The charge nurse is making assignments in the intensive care unit (ICU) and is making client assignments for a nurse floated from the medical-surgical (med-surg) unit. Which client would be appropriate to assign to the nurse floated from med-surg?
- A. A client with bacteremia who is suspected of developing shock.
- B. A client requiring the titration of intravenous (IV) vasopressors based on hemodynamic monitoring.
- C. A client receiving intravenous (IV) antibiotics and nebulizer treatments for pneumonia.
- D. A client with targeted temperature management three hours after experiencing cardiac arrest.
Correct Answer: C
Rationale: A client receiving IV antibiotics and nebulizers for pneumonia (C) is stable and aligns with med-surg skills, suitable for a float nurse. Bacteremia with shock (A), vasopressor titration (B), and targeted hypothermia (D) require ICU expertise.
You may also like to solve these questions
The nurse is caring for a client experiencing an acute episode of vertigo. Which of the following actions would be a priority for the nurse?
- A. instruct the client to avoid sudden, jerky movements.
- B. Request a prescription for an antihistamine.
- C. Raise the upper side rails of the client's bed.
- D. Assess the client for nausea and vomiting.
Correct Answer: C
Rationale: Raising side rails (C) is the priority in acute vertigo to prevent falls due to dizziness, ensuring immediate safety. Avoiding movements (A), antihistamine (B), and nausea assessment (D) are important but secondary to fall prevention.
The nurse in the emergency department is triaging a group of clients. It would be a priority for the nurse to follow up with the child
- A. reporting increased urinary frequency and pain during urination.
- B. diagnosed with leukemia who has petechiae on their torso.
- C. diagnosed with acute epiglottitis two days ago and is drooling.
- D. with otitis media who has a temperature of 101.1°F (38.4°C) and is crying.
Correct Answer: C
Rationale: Drooling in a child with acute epiglottitis (C) suggests airway obstruction, a life-threatening emergency requiring immediate follow-up. Urinary symptoms (A), petechiae in leukemia (B), and otitis media (D) are less urgent, though concerning.
The nurse in the emergency department (ED) is caring for a client and establishes continuous cardiac monitoring. Which initial action should the nurse take based on the electrocardiogram tracing? See the exhibit for additional client information.
- A. Establish vascular access and request a prescription for atropine
- B. Assess the client's blood pressure and level of consciousness
- C. Obtain and review the client's current medications
- D. Document the findings and reassess the client in one hour
Correct Answer: B
Rationale: Sinus bradycardia can be benign or symptomatic. The priority is to determine whether the client is hemodynamically stable by assessing blood pressure (BP) and level of consciousness (LOC). If the client is symptomatic (e.g., hypotension, dizziness, altered mental status), further interventions such as atropine administration may be required.

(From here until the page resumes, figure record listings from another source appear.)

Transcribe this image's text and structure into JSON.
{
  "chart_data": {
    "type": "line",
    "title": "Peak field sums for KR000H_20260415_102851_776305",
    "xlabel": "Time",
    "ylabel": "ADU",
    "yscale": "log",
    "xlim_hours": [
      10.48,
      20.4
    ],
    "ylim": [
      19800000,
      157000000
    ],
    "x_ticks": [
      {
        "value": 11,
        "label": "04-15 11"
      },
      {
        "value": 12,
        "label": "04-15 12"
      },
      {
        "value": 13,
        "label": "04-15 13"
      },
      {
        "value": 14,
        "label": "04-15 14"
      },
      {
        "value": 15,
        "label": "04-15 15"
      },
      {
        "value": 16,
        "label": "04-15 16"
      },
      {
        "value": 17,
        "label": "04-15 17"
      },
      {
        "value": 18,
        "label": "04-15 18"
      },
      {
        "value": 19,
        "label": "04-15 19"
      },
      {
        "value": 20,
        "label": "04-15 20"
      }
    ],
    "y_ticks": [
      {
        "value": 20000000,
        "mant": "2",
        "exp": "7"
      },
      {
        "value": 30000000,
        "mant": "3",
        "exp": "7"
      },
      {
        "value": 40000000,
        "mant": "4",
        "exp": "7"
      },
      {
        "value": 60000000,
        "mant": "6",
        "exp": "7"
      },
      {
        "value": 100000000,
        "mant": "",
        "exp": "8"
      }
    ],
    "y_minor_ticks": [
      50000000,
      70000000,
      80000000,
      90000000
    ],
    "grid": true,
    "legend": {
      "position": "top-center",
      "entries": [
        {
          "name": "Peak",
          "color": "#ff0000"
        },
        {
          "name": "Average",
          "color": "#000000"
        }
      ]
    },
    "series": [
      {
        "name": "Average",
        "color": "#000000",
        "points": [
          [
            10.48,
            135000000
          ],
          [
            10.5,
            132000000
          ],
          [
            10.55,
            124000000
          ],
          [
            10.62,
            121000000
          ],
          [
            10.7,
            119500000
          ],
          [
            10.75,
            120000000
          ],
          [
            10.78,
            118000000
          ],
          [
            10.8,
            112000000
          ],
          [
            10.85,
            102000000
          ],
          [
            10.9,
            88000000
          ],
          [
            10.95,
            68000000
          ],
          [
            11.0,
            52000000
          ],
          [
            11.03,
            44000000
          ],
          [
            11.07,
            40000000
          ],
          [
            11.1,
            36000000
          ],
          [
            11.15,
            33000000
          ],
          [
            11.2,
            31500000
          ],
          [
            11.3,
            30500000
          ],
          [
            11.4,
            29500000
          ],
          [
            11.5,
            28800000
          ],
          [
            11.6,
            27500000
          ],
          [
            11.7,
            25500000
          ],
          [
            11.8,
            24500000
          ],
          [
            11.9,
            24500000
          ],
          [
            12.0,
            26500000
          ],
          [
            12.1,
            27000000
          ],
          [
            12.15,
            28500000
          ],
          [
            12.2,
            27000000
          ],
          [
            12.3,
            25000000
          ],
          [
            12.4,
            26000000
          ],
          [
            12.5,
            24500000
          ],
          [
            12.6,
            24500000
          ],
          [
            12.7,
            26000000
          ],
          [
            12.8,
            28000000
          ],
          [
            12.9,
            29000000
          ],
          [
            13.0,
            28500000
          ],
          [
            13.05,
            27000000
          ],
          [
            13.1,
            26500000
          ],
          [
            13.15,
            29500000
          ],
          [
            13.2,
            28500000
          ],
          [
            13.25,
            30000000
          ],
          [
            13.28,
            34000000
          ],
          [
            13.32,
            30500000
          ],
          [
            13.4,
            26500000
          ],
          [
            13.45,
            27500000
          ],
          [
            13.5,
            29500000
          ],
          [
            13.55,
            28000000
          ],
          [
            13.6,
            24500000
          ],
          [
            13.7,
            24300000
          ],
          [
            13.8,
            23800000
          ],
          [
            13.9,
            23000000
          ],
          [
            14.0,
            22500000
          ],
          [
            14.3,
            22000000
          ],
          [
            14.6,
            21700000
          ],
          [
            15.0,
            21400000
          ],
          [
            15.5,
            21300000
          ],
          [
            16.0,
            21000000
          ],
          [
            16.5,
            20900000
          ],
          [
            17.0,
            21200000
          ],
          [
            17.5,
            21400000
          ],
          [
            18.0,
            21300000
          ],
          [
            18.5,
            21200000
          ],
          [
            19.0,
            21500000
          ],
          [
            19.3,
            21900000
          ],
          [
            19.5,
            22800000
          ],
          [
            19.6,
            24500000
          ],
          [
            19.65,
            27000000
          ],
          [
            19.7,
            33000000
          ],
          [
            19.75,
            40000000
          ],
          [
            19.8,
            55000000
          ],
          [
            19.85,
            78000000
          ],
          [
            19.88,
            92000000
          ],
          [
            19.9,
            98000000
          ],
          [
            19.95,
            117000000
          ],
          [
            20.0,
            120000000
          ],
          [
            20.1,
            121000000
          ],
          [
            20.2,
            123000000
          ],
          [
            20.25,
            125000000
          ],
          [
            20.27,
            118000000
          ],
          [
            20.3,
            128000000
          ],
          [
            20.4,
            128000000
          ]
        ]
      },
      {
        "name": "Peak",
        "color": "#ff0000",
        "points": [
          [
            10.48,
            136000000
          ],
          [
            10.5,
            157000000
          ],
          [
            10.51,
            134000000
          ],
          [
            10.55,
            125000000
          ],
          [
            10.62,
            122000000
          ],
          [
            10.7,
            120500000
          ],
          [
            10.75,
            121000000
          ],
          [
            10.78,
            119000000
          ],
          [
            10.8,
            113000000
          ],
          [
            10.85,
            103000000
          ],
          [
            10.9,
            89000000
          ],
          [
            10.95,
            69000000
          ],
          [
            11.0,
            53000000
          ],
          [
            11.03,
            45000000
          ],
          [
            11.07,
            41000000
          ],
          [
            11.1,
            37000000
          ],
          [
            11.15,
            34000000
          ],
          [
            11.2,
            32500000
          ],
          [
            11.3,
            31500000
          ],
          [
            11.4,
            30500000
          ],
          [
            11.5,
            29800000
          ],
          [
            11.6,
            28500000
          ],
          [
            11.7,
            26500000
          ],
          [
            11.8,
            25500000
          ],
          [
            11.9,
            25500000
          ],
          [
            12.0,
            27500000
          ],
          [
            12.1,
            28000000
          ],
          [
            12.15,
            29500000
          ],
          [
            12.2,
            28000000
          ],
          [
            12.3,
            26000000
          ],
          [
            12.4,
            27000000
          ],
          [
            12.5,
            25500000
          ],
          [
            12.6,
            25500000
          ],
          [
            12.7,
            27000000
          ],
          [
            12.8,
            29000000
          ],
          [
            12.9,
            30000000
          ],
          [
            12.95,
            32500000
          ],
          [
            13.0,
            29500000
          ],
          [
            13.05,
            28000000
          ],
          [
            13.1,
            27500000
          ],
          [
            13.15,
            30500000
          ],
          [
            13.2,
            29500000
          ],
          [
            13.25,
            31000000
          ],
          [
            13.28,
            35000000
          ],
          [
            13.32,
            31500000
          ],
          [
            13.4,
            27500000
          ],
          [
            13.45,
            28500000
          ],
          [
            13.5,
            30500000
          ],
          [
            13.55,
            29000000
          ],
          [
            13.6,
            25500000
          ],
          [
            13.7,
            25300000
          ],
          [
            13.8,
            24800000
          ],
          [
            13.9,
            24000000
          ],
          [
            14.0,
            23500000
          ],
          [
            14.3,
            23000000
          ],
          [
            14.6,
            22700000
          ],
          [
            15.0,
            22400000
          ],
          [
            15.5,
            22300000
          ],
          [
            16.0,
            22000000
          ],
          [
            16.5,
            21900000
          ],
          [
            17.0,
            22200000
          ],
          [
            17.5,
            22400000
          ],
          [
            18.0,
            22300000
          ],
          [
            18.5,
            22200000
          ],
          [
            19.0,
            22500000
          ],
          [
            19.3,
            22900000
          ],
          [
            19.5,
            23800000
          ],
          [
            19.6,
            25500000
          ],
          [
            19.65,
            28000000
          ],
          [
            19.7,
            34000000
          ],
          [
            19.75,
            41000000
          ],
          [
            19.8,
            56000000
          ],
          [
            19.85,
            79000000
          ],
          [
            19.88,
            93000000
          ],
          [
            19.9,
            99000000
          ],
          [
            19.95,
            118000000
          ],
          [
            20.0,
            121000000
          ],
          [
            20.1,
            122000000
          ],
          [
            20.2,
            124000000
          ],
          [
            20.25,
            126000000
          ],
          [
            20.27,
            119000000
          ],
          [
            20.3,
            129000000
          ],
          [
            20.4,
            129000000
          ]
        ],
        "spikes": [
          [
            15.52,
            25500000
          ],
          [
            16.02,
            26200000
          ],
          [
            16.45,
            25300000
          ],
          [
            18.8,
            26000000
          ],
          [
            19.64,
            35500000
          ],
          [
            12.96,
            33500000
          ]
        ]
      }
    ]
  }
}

The charge nurse is orientating a newly hired nurse to the charge nurse role. Which observation by the charge nurse requires follow-up? The newly hired nurse Select all that apply.
- A. requests the unlicensed assistive personnel (UAP) transport a client with respiratory distress to radiology.
- B. asks the licensed practical/vocational nurse (LPN/VN) to witness informed consent for a client scheduled for surgery.
- C. instructs the licensed practical/vocational nurse (LPN/VN) to review orders just written by the physician.
- D. assks the unlicensed assistive personnel (UAP) to transport blood specimens to the lab.
- E. assigns a client immediately postoperative from cardiac catheterization to a licensed practical/vocational nurse (LPN/VN).
Correct Answer: A, B
Rationale: Transporting a client with respiratory distress (A) by a UAP is unsafe, as they require monitoring. An LPN witnessing consent (B) is outside their scope; RNs or providers typically do this. Reviewing orders (C), transporting specimens (D), and assigning a stable post-catheterization client (E) are appropriate.
The registered nurse (RN) is orienting a new RN to the charge nurse role. When delegating tasks, which task delegated to the licensed practical/vocational nurse (LPN/VN) would require follow-up from the charge nurse?
- A. Obtaining an occult stool sample for a client with ulcerative colitis.
- B. Assessing a newly admitted client with chest pain.
- C. Reinforcing teaching to a client newly diagnosed with diabetes mellitus.
- D. Providing pin care for a client with external fixation of the wrist.
Correct Answer: B
Rationale: Assessing a new client with chest pain (B) requires RN-level judgment due to potential life-threatening conditions, necessitating follow-up if delegated to an LPN. Stool sample collection (A), reinforcing teaching (C), and pin care (D) are within LPN scope.